Andries Pels (2 September 1655, in Amsterdam – 8 February 1731) was a wealthy Dutch banker and insurer.[1] He began as someone who had devoted himself to the merchandise trade, along with his brother Guillelmo, but after the latter's death in 1705 he concentrated more and more on the money and exchange business. In 1707, he founded the firm Andries Pels & Sons, the largest merchant bank of the day, that lasted until 1774.
The firm traded in sugar, tobacco, cocoa, rice, rye, salt and hemp, but also financed salvages of stranded ships. After the foundation of St. Peterburg, Pels had ships loaded at Kronstadt with grain, linseed, tallow, potash, and tar, as well as rhubarb. Between December 1712 and March 1714, James Brydges, paymaster of the Forces, conducted transactions through Pels' account with a total value of more than half a million guilders.[2][3] His bank money transactions at the Wisselbank doubled between 1686 and in 1726 and surpassed Clifford & Co.[4] In 1715 the turnover of the firm at the Wisselbank was 21 million; 1725 26 million; 1736 20 million; in 1746 20 million; in 1755 20 million and in 1765 18 million.[5][6][7]
Pels was the banker of France in the era of John Law.[8] After the death of Andries Pels in 1731, his two sons continued the firm; in 1739 with Willem Munter, their brother-in-law.
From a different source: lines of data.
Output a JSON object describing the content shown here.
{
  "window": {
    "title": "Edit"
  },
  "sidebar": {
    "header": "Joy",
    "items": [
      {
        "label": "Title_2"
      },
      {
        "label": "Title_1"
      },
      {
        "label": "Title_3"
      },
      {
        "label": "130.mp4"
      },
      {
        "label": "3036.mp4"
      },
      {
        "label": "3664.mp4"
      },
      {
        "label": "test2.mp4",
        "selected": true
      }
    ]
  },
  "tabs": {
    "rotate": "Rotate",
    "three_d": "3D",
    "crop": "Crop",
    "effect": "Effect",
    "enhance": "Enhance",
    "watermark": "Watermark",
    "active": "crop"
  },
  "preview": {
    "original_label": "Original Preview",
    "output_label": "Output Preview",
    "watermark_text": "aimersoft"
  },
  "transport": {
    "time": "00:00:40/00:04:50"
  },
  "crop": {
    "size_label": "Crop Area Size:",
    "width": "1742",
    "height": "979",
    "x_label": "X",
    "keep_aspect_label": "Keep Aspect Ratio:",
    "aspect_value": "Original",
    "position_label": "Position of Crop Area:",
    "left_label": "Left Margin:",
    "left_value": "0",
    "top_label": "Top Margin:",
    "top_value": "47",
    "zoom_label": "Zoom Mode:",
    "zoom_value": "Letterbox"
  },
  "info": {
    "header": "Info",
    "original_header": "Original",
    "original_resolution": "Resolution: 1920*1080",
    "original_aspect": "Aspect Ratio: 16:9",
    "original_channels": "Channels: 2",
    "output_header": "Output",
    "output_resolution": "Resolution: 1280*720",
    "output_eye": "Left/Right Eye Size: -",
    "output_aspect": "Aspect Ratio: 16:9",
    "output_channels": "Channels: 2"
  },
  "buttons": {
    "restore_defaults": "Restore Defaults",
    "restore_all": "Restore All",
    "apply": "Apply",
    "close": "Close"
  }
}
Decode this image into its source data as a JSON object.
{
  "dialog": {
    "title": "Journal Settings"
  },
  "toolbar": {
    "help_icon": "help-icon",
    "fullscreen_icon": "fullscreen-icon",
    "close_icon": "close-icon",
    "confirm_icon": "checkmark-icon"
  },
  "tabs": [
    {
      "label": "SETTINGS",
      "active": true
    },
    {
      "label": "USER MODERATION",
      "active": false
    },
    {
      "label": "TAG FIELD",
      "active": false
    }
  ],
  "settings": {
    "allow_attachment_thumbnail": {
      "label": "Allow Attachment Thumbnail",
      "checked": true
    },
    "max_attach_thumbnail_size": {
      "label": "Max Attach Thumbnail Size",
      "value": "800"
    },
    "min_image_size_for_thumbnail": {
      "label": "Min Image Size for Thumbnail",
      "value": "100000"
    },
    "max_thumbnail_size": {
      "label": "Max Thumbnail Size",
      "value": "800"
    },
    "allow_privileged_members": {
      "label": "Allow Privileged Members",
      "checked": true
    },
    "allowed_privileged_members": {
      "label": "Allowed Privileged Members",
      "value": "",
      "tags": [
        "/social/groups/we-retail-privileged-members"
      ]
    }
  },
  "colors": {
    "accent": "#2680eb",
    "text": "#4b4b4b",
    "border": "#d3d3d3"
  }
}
In 1744, the bank lent 15 million to France.[9] The bank was involved in France's payment of war reparations to prisoners of war after the Treaty of Aix-la-Chapelle (1748). Until 1750, the firm was the leading banking house in Europe, "shrouded in a haze of wealth, fame and arcane power",[10] but hardly seems to have grown any more in contrast to Hope & Co.
In 1757 Frederick the Great wanted to take out a loan of half a million from the bank. The mayors of Amsterdam referred Hendric Bicker to Pieter Steyn.[11] At the end of the Seven Years' War (1756-1763), the bank temporarily revived. During the Amsterdam banking crisis of 1763 there was a great lack of cash; the bank was not prepared to prop up Leendert Pieter de Neufville,[12][13][14] but preferred a loan to Heinrich Carl von Schimmelmann the owner of four large cotton and sugar cane plantations in the Danish West Indies (today the American Virgin Islands in the Caribbean).
In 1767 Jan Bernd Bicker started to work as an apprentice; for years later he became a member of the board. In 1771 the bank together with Adrian Hope bought negotiaties for 904,000 guilders.[15] It is unclear how much the bank was involved crisis of 1772 and the fall of the EIC-stocks.[16] In May 1773 the bank went on for another year. When his uncle died in March 1774, the company came to an end.[17]